Changing his linen shirt for a silk one and ignoring the pleas of his distraught father, Egert left the house.

* * *

All the guards knew that the wife of the captain, the beauty Dilia, graced Lieutenant Soll with her favors. It was a wonder that so far the captain himself knew nothing about it.

His visits to Dilia conferred a twofold pleasure to Egert: delighting in the ardent embraces of the captain’s wife, he also relished the risk and the awareness he had of his own audacity. He especially enjoyed kissing Dilia when he could hear the steps of the captain on the stairs, coming ever closer, closer. Egert understood very well what would happen should the captain, a decent yet jealous man, find his lieutenant in Dilia’s lace-covered bed. The steel nerves of the beauty never succumbed when her perpetually absent, suspicious husband knocked on the door to her bedroom. Egert would laugh and, still laughing, escape out the window, grabbing his clothes from the hook by the fireplace as he went. And never, not even a single time, did that infernal rogue Egert drop so much as a button or a clasp, and not a single sound did he make as he slipped over the windowsill. Silent, Dilia would simultaneously hear a rustle under the window and the heavy steps of her husband as he came to her bed. And strangely, this vigilant husband never caught the scent of another man in his conjugal bed.

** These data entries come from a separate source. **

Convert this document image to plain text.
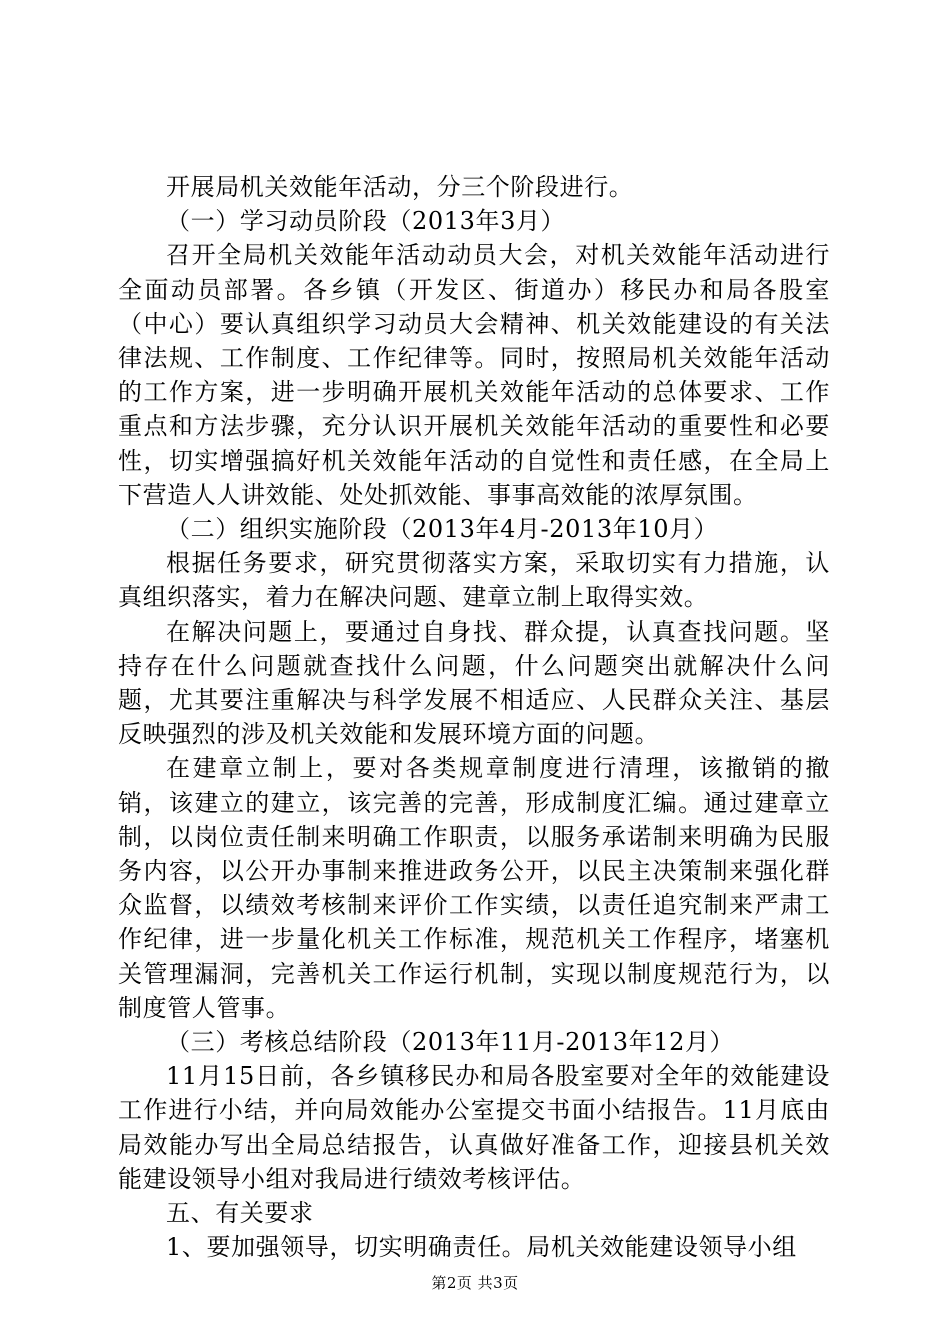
开展局机关效能年活动，分三个阶段进行。

（一）学习动员阶段（2013年3月）

召开全局机关效能年活动动员大会，对机关效能年活动进行全面动员部署。各乡镇（开发区、街道办）移民办和局各股室（中心）要认真组织学习动员大会精神、机关效能建设的有关法律法规、工作制度、工作纪律等。同时，按照局机关效能年活动的工作方案，进一步明确开展机关效能年活动的总体要求、工作重点和方法步骤，充分认识开展机关效能年活动的重要性和必要性，切实增强搞好机关效能年活动的自觉性和责任感，在全局上下营造人人讲效能、处处抓效能、事事高效能的浓厚氛围。

（二）组织实施阶段（2013年4月-2013年10月）

根据任务要求，研究贯彻落实方案，采取切实有力措施，认真组织落实，着力在解决问题、建章立制上取得实效。

在解决问题上，要通过自身找、群众提，认真查找问题。坚持存在什么问题就查找什么问题，什么问题突出就解决什么问题，尤其要注重解决与科学发展不相适应、人民群众关注、基层反映强烈的涉及机关效能和发展环境方面的问题。

在建章立制上，要对各类规章制度进行清理，该撤销的撤销，该建立的建立，该完善的完善，形成制度汇编。通过建章立制，以岗位责任制来明确工作职责，以服务承诺制来明确为民服务内容，以公开办事制来推进政务公开，以民主决策制来强化群众监督，以绩效考核制来评价工作实绩，以责任追究制来严肃工作纪律，进一步量化机关工作标准，规范机关工作程序，堵塞机关管理漏洞，完善机关工作运行机制，实现以制度规范行为，以制度管人管事。

（三）考核总结阶段（2013年11月-2013年12月）

11月15日前，各乡镇移民办和局各股室要对全年的效能建设工作进行小结，并向局效能办公室提交书面小结报告。11月底由局效能办写出全局总结报告，认真做好准备工作，迎接县机关效能建设领导小组对我局进行绩效考核评估。

五、有关要求

1、要加强领导，切实明确责任。局机关效能建设领导小组

第2页 共3页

His visits to Dilia always encouraged Egert, and so he went to her now, expecting to cure his strange affliction by resting his head on her breast.

The evening was setting in; twilight, as before, discomforted Egert, but the thought of his imminent bliss helped him to overcome his fears. The chambermaid, as usual, was bribed. Dilia, her beauty hidden only by a lacy dressing gown, met Egert with wide-open eyes.

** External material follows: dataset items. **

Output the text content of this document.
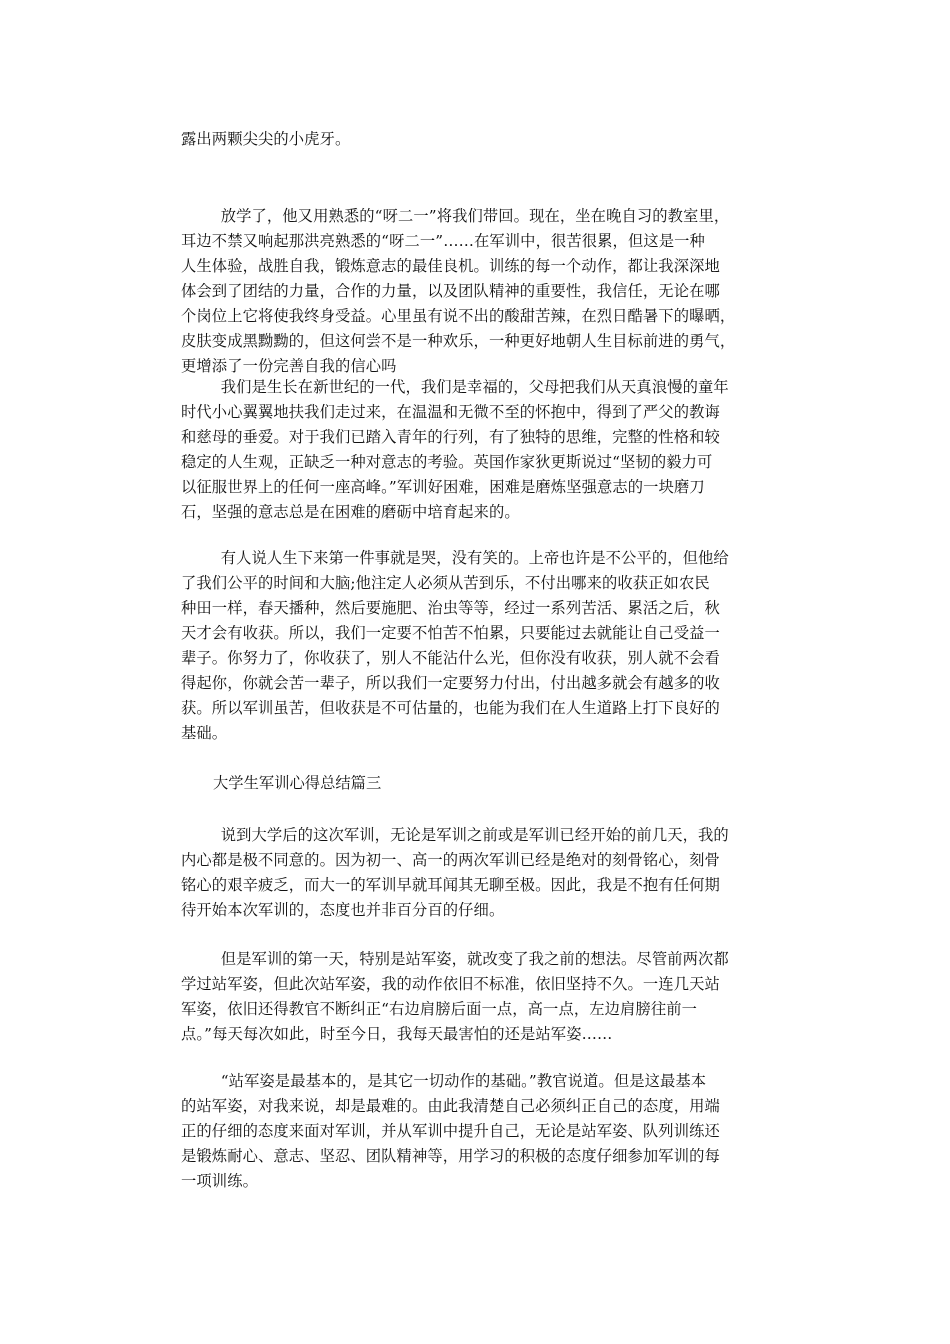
露出两颗尖尖的小虎牙。

放学了，他又用熟悉的“呀二一”将我们带回。现在，坐在晚自习的教室里，
耳边不禁又响起那洪亮熟悉的“呀二一”……在军训中，很苦很累，但这是一种
人生体验，战胜自我，锻炼意志的最佳良机。训练的每一个动作，都让我深深地
体会到了团结的力量，合作的力量，以及团队精神的重要性，我信任，无论在哪
个岗位上它将使我终身受益。心里虽有说不出的酸甜苦辣，在烈日酷暑下的曝晒，
皮肤变成黑黝黝的，但这何尝不是一种欢乐，一种更好地朝人生目标前进的勇气，
更增添了一份完善自我的信心吗

我们是生长在新世纪的一代，我们是幸福的，父母把我们从天真浪慢的童年
时代小心翼翼地扶我们走过来，在温温和无微不至的怀抱中，得到了严父的教诲
和慈母的垂爱。对于我们已踏入青年的行列，有了独特的思维，完整的性格和较
稳定的人生观，正缺乏一种对意志的考验。英国作家狄更斯说过“坚韧的毅力可
以征服世界上的任何一座高峰。”军训好困难，困难是磨炼坚强意志的一块磨刀
石，坚强的意志总是在困难的磨砺中培育起来的。

有人说人生下来第一件事就是哭，没有笑的。上帝也许是不公平的，但他给
了我们公平的时间和大脑;他注定人必须从苦到乐，不付出哪来的收获正如农民
种田一样，春天播种，然后要施肥、治虫等等，经过一系列苦活、累活之后，秋
天才会有收获。所以，我们一定要不怕苦不怕累，只要能过去就能让自己受益一
辈子。你努力了，你收获了，别人不能沾什么光，但你没有收获，别人就不会看
得起你，你就会苦一辈子，所以我们一定要努力付出，付出越多就会有越多的收
获。所以军训虽苦，但收获是不可估量的，也能为我们在人生道路上打下良好的
基础。

大学生军训心得总结篇三

说到大学后的这次军训，无论是军训之前或是军训已经开始的前几天，我的
内心都是极不同意的。因为初一、高一的两次军训已经是绝对的刻骨铭心，刻骨
铭心的艰辛疲乏，而大一的军训早就耳闻其无聊至极。因此，我是不抱有任何期
待开始本次军训的，态度也并非百分百的仔细。

但是军训的第一天，特别是站军姿，就改变了我之前的想法。尽管前两次都
学过站军姿，但此次站军姿，我的动作依旧不标准，依旧坚持不久。一连几天站
军姿，依旧还得教官不断纠正“右边肩膀后面一点，高一点，左边肩膀往前一
点。”每天每次如此，时至今日，我每天最害怕的还是站军姿……

“站军姿是最基本的，是其它一切动作的基础。”教官说道。但是这最基本
的站军姿，对我来说，却是最难的。由此我清楚自己必须纠正自己的态度，用端
正的仔细的态度来面对军训，并从军训中提升自己，无论是站军姿、队列训练还
是锻炼耐心、意志、坚忍、团队精神等，用学习的积极的态度仔细参加军训的每
一项训练。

“Heavens, what about the maneuvers?”

However, her astonishment almost immediately gave way to a smile that was both gracious and covetous. The beauty was flattered. Only a true cavalier would secretly slip out of a military camp for the sake of a rendezvous with his beloved!

The chambermaid brought in wine on a tray and fruit in a little bowl decorated with peacock feathers, the emblem of passionate love. Dilia, pleased, spread herself out on the bed like a well-fed cat.